Sementara Sepi
pokok murbai terangguk-angguk di halaman
sesosok kelam di bidang datar beranda
menyilang bayang murbai ke semak-semak pisang
hanya gema
ketika peluit kereta
memantulkan gulita
di tembok-tembok kota
saatnyakah percakapan diam
bersama adam mengenang taman
mereguk seseteguk anggur andaikan
ada gema
kini sayupnya
dengung serangga
sisa sindirnya
1969
Sumber: Horison (Februari, 1974)
Analisis Puisi:
Puisi "Sementara Sepi" karya Rayani Sriwidodo adalah karya yang memadukan elemen alam dengan keheningan dan kerinduan akan waktu yang telah berlalu. Dalam beberapa baris, penyair menciptakan gambaran alam yang sejuk dan kerinduan terhadap masa lalu.
Imaji Pokok Murbai dan Bidang Datar Beranda: Penyair menggambarkan pokok murbai yang "terangguk-angguk di halaman" dan "sesosok kelam di bidang datar beranda." Gambaran ini menciptakan suasana yang tenang dan sejuk, menghadirkan elemen alam yang menyatu dengan keheningan.
Bayangan Murbai yang Menyilang ke Semak-Semak Pisang: Penggambaran bayangan murbai yang menyilang ke semak-semak pisang menciptakan citra yang melibatkan alam dan elemen-elemen alam yang hidup bersama. Ini menciptakan kontras antara kegelapan dan kecerahan, memberikan kedalaman pada deskripsi alam.
Gema Peluit Kereta dan Gulita di Tembok Kota: Penyair menggunakan suara gema peluit kereta dan pantulan gulita di tembok kota untuk menambahkan dimensi sonik pada puisi. Suara-suara ini menciptakan nuansa urban yang kontras dengan gambaran alam yang tenang.

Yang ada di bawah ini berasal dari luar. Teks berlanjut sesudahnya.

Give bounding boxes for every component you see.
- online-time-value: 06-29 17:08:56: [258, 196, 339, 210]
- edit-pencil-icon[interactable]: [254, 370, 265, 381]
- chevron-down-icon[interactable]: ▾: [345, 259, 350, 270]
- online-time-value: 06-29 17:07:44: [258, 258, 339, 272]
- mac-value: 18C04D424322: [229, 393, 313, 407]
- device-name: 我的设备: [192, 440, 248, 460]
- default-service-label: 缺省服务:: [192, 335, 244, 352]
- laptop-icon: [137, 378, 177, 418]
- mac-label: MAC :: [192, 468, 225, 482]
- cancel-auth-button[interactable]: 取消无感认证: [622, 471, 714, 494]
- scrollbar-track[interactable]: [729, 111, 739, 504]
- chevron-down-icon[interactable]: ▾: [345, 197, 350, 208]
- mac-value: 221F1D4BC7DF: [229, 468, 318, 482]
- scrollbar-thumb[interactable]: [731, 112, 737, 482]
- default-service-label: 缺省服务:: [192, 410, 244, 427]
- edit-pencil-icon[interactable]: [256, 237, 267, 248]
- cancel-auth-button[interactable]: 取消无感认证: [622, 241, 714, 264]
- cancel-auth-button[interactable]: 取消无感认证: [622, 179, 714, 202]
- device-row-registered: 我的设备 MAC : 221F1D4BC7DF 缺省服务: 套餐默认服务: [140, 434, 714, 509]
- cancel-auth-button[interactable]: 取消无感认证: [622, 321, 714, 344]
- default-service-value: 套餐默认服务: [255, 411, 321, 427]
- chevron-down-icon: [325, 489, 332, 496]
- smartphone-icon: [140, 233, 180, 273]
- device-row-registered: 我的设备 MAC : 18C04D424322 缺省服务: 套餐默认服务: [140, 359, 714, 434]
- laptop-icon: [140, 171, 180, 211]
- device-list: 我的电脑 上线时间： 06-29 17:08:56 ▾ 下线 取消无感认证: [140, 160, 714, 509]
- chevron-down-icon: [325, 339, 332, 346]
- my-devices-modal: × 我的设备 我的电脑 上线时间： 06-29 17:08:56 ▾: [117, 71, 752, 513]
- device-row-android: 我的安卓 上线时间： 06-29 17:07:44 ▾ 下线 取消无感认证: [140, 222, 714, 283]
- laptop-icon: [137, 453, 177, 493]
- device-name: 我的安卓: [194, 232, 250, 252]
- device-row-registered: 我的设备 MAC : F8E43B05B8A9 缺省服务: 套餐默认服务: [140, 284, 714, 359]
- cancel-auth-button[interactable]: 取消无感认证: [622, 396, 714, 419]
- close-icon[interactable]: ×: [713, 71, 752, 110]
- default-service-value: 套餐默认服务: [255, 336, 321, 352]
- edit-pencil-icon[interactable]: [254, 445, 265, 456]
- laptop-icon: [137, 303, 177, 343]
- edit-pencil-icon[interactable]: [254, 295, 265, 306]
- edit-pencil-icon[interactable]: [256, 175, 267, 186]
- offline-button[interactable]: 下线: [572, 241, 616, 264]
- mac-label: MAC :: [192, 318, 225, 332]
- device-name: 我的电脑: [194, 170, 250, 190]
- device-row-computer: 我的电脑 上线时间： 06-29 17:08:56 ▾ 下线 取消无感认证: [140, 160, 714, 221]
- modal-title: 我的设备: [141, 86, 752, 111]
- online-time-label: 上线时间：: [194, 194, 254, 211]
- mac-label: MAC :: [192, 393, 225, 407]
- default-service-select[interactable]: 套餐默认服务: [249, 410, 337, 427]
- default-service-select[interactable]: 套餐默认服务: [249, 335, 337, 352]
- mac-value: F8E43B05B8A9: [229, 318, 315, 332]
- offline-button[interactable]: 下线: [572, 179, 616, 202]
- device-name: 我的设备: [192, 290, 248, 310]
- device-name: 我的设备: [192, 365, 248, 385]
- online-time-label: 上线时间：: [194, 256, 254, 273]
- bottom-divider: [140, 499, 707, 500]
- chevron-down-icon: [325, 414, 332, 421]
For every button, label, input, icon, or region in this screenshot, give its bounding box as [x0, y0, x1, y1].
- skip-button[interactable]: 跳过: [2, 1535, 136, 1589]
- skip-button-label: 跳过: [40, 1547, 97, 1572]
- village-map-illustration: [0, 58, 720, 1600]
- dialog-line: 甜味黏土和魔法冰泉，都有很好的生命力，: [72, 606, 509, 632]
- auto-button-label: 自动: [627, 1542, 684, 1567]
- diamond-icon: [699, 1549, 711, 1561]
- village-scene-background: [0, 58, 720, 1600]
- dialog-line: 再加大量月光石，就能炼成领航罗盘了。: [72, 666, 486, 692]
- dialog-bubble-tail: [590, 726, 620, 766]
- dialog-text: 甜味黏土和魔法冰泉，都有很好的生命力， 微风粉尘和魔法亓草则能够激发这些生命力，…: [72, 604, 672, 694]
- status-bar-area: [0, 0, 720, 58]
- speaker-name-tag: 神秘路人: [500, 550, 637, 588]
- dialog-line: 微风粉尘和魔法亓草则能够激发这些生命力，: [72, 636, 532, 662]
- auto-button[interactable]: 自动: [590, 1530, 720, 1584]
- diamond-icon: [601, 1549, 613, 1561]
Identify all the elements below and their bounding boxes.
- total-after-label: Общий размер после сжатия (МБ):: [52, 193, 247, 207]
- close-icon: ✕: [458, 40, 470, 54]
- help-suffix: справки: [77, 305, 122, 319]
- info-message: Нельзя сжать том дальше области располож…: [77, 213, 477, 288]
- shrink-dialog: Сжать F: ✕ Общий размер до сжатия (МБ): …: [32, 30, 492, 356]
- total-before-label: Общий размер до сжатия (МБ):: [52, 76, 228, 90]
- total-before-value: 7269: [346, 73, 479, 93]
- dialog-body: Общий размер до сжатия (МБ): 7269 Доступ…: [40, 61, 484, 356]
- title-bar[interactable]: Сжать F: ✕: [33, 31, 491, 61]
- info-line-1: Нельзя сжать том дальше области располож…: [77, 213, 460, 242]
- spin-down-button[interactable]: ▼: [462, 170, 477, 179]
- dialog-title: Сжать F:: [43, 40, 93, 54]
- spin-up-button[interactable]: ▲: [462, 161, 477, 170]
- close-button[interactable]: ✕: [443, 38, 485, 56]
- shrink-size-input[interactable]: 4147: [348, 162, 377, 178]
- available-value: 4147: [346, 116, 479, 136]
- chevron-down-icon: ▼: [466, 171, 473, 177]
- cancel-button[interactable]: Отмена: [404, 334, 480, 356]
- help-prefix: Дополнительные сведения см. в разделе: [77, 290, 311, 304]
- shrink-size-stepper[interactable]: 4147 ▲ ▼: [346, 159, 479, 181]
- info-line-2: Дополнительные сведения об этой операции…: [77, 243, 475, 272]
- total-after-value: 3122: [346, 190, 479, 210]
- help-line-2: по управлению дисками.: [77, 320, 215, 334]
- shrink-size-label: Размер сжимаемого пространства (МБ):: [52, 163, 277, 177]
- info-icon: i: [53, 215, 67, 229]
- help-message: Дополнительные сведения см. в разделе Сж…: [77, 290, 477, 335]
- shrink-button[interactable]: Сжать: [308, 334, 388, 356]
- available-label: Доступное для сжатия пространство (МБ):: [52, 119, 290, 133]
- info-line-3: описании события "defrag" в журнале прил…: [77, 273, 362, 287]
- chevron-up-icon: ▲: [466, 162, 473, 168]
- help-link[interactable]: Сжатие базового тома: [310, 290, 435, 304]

Percakapan Diam Bersama Adam Mengenang Taman: Penyair menyiratkan kehadiran seseorang bernama Adam dan menggambarkan keinginan untuk "percakapan diam" bersamanya, mengenang taman. Ini menciptakan nuansa nostalgia dan kerinduan akan kenangan masa lalu.
Anggur sebagai Lambang Kenangan yang Hilang: Anggur dijadikan simbol kenangan yang hilang. Bayangan akan seseteguk anggur menciptakan gambaran kenangan yang disimpan dalam rasa dan aroma, menghadirkan elemen sensual dalam puisi.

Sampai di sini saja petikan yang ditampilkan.